RE: virus: Social Metaphysics

Robin Faichney (r.j.faichney@stir.ac.uk)
Wed, 1 Oct 1997 09:43:27 +0100


> From: David McFadzean[SMTP:david@lucifer.com]
>
> At 12:10 PM 9/30/97 +0100, Robin Faichney wrote:
>
> >The point at which I came into this was when you said
> >that existence and knowledge are totally orthogonal. I
>
> I was only arguing against including knowledge in the
> definition of existence, since that seems to make the
> mind primary. Perhaps I was misinterpreting.
>
And I was arguing that arguments over whether mind
or matter is primary are absolutely unresolvable. If
you incline either way, your philosophical perception
is distorted. You are either an objectivist or a
subjectivist, while subject and object are both defined
in terms of the other, are mutually dependent,
absolutely equally fundamental.
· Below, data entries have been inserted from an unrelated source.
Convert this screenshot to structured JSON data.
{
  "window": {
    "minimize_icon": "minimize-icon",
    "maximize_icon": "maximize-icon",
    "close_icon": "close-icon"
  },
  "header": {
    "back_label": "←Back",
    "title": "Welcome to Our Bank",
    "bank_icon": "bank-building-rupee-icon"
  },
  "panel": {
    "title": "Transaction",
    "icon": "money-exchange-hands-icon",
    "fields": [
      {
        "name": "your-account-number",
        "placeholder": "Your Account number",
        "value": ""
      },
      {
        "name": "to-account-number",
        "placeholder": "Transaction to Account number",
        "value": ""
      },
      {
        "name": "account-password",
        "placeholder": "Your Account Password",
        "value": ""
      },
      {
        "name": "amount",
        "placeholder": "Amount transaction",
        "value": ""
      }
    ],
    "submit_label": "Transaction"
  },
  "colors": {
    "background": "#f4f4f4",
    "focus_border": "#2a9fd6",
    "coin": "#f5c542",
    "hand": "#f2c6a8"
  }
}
If you keep your
eyes open, you can see subjectivism vs objectivism
behind a high proportion of the arguments on this list
and in many, many other places. Such arguments
are doomed to go on forever -- or until the
participants learn to see both sides of the coin.

I think, for your edification :-) though there's no
way I could find the time to explain in each case,
I will send a short message labelling each such
controversy I see here, for a while.